Covid e chiusura delle scuole. Pioggia di bonus e congedi a sostegno delle famiglie con figli impegnati nella didattica a distanza. Tutti i dettagli sulle nuove misure in arrivo con il Decreto Sostegno

alunni
(Getty Images)

Covid, un anno di pandemia. Anche il mondo della scuola è profondamente cambiato. E’ una ‘didattica yo yo’, che alterna lezioni in presenza con quelle a distanza. L’ultimo dpcm (che resterà in vigore fino al 6 aprile) ha introdotto una nuova stretta per le scuole, che chiuderanno sia in zona rossa che nelle altre fasce, quando c’è alto contagio.

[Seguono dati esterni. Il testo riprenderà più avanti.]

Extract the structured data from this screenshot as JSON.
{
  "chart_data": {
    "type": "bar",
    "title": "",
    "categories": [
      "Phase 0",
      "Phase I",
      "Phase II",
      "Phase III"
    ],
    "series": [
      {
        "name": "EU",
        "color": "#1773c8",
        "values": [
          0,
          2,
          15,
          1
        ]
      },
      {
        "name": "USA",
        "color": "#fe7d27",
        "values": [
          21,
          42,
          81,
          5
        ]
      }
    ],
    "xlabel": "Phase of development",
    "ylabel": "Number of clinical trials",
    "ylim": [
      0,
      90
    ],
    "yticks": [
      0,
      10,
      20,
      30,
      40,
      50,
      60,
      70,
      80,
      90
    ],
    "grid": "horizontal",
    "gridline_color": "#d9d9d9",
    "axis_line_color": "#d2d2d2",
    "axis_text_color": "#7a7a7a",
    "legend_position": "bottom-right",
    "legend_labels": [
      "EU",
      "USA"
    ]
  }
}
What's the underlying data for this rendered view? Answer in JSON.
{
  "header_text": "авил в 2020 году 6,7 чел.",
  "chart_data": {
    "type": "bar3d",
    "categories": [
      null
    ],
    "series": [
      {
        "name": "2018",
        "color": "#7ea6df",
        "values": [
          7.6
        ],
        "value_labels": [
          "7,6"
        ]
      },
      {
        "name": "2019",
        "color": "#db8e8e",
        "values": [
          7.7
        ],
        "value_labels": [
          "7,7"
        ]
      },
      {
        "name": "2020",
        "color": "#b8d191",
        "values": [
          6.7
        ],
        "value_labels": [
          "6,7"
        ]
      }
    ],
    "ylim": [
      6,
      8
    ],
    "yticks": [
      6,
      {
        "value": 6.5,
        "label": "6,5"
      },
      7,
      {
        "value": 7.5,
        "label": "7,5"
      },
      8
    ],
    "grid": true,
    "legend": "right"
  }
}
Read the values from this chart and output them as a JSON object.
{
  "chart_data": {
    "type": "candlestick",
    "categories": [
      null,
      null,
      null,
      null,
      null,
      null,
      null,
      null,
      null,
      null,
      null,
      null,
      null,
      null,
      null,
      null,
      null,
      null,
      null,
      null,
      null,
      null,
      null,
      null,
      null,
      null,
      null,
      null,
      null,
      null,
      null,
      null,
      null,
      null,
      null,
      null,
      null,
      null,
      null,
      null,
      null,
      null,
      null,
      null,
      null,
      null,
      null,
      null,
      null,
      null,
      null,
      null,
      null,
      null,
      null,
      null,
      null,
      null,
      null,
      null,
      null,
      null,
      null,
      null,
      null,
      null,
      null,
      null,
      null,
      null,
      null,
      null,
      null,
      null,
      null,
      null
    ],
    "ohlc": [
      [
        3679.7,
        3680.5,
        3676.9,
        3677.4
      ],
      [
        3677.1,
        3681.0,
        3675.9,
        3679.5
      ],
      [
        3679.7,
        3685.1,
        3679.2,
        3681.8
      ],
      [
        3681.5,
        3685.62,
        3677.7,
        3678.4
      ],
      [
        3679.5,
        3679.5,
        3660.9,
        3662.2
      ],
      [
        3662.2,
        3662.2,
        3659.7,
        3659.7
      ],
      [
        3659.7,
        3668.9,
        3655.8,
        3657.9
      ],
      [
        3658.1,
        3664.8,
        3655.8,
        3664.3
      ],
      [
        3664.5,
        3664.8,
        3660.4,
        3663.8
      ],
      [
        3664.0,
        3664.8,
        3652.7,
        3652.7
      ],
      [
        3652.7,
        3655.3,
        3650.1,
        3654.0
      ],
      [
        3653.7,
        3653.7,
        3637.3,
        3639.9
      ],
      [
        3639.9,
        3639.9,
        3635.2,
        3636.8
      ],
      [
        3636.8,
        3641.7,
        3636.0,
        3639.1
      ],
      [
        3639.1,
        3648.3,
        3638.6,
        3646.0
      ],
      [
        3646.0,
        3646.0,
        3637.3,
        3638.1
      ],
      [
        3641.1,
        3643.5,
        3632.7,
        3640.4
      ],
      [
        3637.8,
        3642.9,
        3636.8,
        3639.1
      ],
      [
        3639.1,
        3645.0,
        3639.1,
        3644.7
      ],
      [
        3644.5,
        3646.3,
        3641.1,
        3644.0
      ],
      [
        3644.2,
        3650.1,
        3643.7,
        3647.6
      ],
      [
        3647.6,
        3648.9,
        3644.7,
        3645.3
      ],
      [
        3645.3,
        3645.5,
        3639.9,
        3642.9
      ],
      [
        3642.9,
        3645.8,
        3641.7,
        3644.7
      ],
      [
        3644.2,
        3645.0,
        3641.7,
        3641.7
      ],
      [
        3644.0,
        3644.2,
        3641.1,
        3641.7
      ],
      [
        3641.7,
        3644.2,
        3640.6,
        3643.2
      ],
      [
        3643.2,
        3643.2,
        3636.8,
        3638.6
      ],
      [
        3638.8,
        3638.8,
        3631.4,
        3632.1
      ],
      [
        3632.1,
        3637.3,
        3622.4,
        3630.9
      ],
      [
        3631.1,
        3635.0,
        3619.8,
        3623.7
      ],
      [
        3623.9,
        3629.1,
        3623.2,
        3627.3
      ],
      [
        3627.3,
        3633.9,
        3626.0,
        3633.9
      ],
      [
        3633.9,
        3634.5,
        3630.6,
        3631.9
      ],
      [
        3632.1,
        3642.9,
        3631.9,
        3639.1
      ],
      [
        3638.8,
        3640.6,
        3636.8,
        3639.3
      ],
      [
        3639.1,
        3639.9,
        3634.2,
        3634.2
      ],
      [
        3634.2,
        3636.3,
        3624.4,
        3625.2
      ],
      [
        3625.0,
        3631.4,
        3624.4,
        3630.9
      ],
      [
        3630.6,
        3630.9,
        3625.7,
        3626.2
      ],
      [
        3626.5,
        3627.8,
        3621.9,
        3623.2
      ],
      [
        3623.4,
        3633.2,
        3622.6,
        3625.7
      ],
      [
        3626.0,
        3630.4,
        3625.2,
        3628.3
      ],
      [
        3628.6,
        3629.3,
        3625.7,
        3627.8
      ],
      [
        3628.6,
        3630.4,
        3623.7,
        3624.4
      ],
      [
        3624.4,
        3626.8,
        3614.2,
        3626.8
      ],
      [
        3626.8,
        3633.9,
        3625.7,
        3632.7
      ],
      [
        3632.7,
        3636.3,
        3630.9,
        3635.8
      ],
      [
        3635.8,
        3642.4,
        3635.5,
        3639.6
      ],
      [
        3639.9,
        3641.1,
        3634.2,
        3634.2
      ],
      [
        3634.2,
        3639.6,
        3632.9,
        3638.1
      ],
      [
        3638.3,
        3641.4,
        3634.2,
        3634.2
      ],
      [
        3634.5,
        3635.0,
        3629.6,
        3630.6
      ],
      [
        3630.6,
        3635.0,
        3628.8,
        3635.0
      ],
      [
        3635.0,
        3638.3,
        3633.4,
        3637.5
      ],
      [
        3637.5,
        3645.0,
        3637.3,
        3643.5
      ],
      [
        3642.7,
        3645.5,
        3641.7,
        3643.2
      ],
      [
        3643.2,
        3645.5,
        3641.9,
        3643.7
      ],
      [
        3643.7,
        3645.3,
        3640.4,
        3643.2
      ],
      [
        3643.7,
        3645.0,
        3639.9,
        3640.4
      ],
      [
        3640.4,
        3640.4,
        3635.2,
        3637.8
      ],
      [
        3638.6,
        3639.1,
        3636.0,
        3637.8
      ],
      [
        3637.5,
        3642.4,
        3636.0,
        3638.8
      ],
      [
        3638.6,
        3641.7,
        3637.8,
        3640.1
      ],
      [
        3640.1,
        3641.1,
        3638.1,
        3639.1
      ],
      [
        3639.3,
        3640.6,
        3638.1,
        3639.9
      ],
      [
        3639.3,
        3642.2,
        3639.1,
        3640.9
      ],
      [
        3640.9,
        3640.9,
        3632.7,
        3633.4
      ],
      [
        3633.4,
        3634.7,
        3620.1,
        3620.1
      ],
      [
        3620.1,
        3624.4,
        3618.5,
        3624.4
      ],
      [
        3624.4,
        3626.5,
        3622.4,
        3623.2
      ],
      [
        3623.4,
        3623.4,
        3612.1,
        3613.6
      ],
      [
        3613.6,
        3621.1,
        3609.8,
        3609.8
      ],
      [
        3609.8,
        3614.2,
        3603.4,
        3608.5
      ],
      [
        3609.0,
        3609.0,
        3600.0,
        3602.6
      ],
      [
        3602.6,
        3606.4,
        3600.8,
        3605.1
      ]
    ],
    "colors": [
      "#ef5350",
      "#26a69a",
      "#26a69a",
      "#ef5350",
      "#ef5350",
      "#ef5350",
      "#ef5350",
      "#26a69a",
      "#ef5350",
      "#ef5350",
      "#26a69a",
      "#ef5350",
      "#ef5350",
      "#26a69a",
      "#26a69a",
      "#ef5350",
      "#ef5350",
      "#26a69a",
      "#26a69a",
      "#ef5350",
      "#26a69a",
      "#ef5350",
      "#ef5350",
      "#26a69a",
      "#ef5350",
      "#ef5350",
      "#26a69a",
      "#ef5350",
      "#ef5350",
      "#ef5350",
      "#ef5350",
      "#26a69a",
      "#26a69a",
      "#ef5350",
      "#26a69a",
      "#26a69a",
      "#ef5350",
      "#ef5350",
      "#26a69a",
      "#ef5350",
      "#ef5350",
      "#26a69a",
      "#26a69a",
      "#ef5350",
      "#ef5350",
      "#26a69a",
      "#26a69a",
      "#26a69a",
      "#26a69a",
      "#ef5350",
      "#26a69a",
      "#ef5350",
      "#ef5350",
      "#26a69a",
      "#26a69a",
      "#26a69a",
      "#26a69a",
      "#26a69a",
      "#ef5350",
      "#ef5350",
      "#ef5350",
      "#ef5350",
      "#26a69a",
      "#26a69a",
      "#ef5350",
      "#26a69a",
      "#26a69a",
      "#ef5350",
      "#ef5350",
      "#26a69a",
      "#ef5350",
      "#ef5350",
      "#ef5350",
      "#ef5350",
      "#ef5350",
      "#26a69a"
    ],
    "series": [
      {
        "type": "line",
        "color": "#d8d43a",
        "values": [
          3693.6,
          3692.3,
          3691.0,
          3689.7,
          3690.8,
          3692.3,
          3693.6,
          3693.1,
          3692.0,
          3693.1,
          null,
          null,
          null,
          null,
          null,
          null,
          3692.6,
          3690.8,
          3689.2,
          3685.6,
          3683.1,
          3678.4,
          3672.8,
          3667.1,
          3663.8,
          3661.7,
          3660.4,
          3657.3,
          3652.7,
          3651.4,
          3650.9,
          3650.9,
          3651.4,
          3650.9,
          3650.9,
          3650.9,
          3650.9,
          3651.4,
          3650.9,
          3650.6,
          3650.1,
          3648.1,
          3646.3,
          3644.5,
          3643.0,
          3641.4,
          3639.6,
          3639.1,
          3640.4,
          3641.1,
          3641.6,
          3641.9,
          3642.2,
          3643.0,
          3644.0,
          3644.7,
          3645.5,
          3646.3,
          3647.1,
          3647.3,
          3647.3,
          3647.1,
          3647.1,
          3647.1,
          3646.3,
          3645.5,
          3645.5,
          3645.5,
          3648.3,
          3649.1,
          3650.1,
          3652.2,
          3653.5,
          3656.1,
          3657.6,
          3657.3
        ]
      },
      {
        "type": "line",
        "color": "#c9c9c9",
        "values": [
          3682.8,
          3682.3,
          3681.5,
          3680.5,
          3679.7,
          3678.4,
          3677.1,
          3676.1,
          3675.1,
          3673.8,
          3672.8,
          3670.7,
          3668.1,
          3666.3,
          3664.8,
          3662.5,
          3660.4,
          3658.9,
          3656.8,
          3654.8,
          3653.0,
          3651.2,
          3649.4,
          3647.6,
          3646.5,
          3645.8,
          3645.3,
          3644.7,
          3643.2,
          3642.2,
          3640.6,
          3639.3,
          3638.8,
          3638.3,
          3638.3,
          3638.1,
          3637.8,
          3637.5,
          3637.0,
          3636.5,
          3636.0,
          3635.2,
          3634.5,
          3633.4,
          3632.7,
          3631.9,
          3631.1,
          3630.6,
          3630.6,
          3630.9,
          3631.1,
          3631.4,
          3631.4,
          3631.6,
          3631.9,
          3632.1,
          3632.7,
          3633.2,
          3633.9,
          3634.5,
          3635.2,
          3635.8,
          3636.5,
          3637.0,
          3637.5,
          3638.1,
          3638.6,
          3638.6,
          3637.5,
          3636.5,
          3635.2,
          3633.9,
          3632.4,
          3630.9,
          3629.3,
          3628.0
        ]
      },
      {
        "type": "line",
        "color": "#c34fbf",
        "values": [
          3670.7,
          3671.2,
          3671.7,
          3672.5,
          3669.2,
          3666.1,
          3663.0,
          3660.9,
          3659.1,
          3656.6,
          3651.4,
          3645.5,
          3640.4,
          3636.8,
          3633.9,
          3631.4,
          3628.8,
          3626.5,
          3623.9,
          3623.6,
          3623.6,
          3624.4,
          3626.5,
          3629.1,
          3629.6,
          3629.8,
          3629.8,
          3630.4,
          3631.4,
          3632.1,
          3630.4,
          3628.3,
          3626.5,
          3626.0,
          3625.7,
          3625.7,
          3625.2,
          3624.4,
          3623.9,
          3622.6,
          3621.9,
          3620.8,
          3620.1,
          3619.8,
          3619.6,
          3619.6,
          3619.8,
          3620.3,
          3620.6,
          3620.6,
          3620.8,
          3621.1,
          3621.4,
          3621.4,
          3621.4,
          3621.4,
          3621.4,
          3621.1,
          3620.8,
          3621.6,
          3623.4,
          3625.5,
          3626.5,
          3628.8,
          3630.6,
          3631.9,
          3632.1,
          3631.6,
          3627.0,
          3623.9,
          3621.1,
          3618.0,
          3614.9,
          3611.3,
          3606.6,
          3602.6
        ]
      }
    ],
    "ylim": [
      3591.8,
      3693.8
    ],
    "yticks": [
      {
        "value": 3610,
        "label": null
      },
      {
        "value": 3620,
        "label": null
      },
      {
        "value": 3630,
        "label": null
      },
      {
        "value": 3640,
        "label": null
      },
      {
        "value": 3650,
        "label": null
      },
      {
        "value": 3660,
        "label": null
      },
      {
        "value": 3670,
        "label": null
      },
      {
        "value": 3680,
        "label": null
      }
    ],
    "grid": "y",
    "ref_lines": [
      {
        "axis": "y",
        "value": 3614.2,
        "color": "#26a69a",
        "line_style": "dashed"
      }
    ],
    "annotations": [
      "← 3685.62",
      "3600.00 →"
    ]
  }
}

Dal 1° marzo circa 3,6 milioni di studenti sono passati alla Dad. Un numero destinato a crescere. Le lezioni online sono uno strumento utile ma non per tutti. Lo denunciano da tempo genitori, alunni e docenti. Senza contare il fenomeno delle disparità territoriali. Gli alunni di alcune regioni hanno fatto più ore di didattica in presenza di altri. Il divario tra Nord e Sud è notevole.

Avere dei figli impegnati con la Dad significa maggiori sforzi per le famiglie. Alcune di esse fanno i salti mortali per garantire tutta la strumentazione necessaria. In una famiglia numerosa di 4 o 5 figli, ci vorrebbe un computer o un tablet per ognuno di essi. Purtroppo, non sempre questo è possibile.

C’è poi il discorso dei genitori che lavorano, soprattutto autonomi e professionisti, che spesso non sanno a chi lasciare i figli. Il problema si pone soprattutto per i minori che, seppur impegnati con la Dad, di certo non possono restare soli in casa.

Il governo Draghi sta lavorando a nuovi sostegni per le famiglie, in caso di chiusura delle scuole. E’ in arrivo una pioggia di bonus e congedi straordinari. Scopriamo insieme tutti i dettagli.

Scuole chiuse. Elena Bonetti illustra il quadro degli aiuti

Elena Bonetti
(Facebook @elenabonetti · Personaggio politico)

Il quadro dei sostegni è stato illustrato dal ministro per le Pari Opportunità, Elena Bonetti, rispondendo al Question Time alla Camera. “Il governo sta lavorando per introdurre, nel Decreto Sostegno di prossima emanazione, diverse misure in supporto ai compiti di cura, educazione dei figli in tutti i casi di sospensione dell’attività didattica in presenza” – ha spiegato.

L’esecutivo vuole che la Dad non gravi più del dovuto su alunni e genitori. “Vogliamo tutelare – ha spiegato il ministro – tutti i lavoratori per assicurare il diritto dei minori ad avere accanto figure adulte nel percorso educativo. Si conferma – continua – il diritto al lavoro in modalità agile, per i genitori lavoratori dipendenti, che intendiamo estendere ai genitori di figli minori di 16 anni“.

Non tutti i genitori posso accedere allo smart working. Il governo ne è consapevole. “In caso di impossibilità a ricorrere al lavoro in modalità agile – ha sottolineato Bonetti – per i lavori dipendenti reintrodurre il diritto di un periodo di congedo straordinario per tutta la durata corrispondente alla sospensione dell’attività didattica in presenza anche in caso di quarantena, con un’indennità pari al 50% della retribuzione dei genitori, sempre per figli minori di 14 anni“.

Quanto appena detto varrà anche per i genitori di figli con disabilità in situazioni di gravità accertata, iscritti a scuole di ogni ordine e grado per i quali sia stata disposta la sospensione dell’attività didattica in presenza.

alunni
(Getty Images)

Saranno reintrodotti anche il bonus baby sitter e quello per l’aiuto domestico, da destinare agli autonomi e ai lavoratori impegnati in prima linea nella lotta al Covid (forze dell’ordine, personale sanitario e socio-sanitario).